The Liberals pre-primary plan is apparently based on the success of the 8 early years centres – however – the department is still evaluating these centres and findings are not expected for another 1.5 years. Based on the operation of the EYCs however, parents are also not being told that a pre-primary program likely means the following:
– there will be more children per teacher;
– it will be managed by the school board;
– centres won’t actually be licensed centres and will play by a different set of rules;
– ECEs (who just had wage floors introduced by the Department in October 2016) may be paid less than the wage floor and they are not under the same agreements, and may be laid off over summer months;
– parents will still need to find care on snow days, pd days, summer months, creating an even more ad-hoc and likely more unlicensed spectrum of options;
– a big issue is the number of transitions and travel times (and how they will get around) that this will introduced into the lives of children and families.

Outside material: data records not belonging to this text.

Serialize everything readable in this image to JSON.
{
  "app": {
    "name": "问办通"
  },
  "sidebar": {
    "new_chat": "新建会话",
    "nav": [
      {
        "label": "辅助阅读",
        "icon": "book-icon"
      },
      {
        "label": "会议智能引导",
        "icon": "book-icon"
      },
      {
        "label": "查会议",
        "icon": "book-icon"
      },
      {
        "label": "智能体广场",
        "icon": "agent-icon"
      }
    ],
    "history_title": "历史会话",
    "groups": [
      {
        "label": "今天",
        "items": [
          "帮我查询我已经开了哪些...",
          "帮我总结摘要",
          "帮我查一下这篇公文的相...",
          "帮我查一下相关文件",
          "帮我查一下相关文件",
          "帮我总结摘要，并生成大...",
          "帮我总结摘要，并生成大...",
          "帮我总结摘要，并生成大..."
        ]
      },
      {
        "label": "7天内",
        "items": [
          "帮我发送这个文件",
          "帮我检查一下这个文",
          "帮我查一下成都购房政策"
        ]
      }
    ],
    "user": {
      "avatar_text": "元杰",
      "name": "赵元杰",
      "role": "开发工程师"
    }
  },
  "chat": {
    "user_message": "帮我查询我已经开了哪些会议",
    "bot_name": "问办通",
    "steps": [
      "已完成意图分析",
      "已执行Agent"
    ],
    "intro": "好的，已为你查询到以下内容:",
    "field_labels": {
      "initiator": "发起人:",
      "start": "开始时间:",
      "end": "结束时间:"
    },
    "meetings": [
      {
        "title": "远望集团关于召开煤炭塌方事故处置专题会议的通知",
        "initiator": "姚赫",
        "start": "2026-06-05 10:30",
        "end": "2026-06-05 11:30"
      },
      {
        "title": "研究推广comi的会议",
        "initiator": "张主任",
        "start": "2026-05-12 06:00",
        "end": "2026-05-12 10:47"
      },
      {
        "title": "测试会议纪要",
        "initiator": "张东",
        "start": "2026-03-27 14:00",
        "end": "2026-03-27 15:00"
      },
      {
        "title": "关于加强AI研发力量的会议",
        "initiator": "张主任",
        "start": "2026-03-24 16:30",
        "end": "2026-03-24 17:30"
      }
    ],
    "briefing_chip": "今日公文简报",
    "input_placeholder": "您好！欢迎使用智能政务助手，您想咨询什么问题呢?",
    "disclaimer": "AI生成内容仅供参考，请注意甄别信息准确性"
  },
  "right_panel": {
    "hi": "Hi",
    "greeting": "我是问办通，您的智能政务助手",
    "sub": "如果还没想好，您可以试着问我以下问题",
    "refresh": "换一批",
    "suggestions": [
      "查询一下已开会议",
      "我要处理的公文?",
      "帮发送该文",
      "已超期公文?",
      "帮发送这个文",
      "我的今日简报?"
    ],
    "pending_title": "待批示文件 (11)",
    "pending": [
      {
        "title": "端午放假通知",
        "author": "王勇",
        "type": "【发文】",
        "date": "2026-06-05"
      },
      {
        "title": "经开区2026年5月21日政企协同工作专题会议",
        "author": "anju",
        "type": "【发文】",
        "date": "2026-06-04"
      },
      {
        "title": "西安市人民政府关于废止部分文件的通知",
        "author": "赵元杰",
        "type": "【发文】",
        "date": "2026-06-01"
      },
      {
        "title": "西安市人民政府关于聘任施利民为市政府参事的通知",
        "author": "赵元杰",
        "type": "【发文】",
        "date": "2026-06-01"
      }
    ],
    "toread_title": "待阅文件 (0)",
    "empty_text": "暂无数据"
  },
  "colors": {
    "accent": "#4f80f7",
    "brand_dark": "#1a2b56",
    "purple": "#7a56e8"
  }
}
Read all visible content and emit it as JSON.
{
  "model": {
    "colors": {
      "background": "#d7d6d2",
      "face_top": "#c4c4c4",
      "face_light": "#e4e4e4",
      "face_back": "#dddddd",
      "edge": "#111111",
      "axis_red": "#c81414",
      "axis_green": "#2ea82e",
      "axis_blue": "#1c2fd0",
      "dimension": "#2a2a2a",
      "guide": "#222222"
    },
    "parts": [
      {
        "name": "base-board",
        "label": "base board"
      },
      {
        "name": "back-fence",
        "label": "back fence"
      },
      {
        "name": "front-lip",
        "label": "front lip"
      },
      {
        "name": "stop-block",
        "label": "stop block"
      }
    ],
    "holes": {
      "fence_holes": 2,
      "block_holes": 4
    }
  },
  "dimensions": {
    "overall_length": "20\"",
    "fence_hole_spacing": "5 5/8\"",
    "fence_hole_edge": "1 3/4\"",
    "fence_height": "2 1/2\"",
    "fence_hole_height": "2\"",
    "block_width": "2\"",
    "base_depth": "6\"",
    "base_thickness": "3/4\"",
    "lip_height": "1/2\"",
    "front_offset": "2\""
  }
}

The department hasn’t provided any research that backed up this approach and it has failed elsewhere. The Liberals offer only the advice of Margaret McCain. 10 years after introducing this program, it is not working well for everyone in Ontario. While there can be benefits to underserved areas, it creates a mess in the urban/suburban areas. There cost estimates provided by the Liberals do not align with the real costs of delivering such services. And while making schools a hub of the community is an excellent idea in theory, the plan has a major flaw – the school boards have been for many years replacing small neighbourhood schools with bigger district facilities, more detached from the communities that they serve.
30 new Early Years Centres in underserved areas may be a good investment. A provincewide roll out of pre-primary program with no analysis or bigger vision for the integration of public schools and child care is not.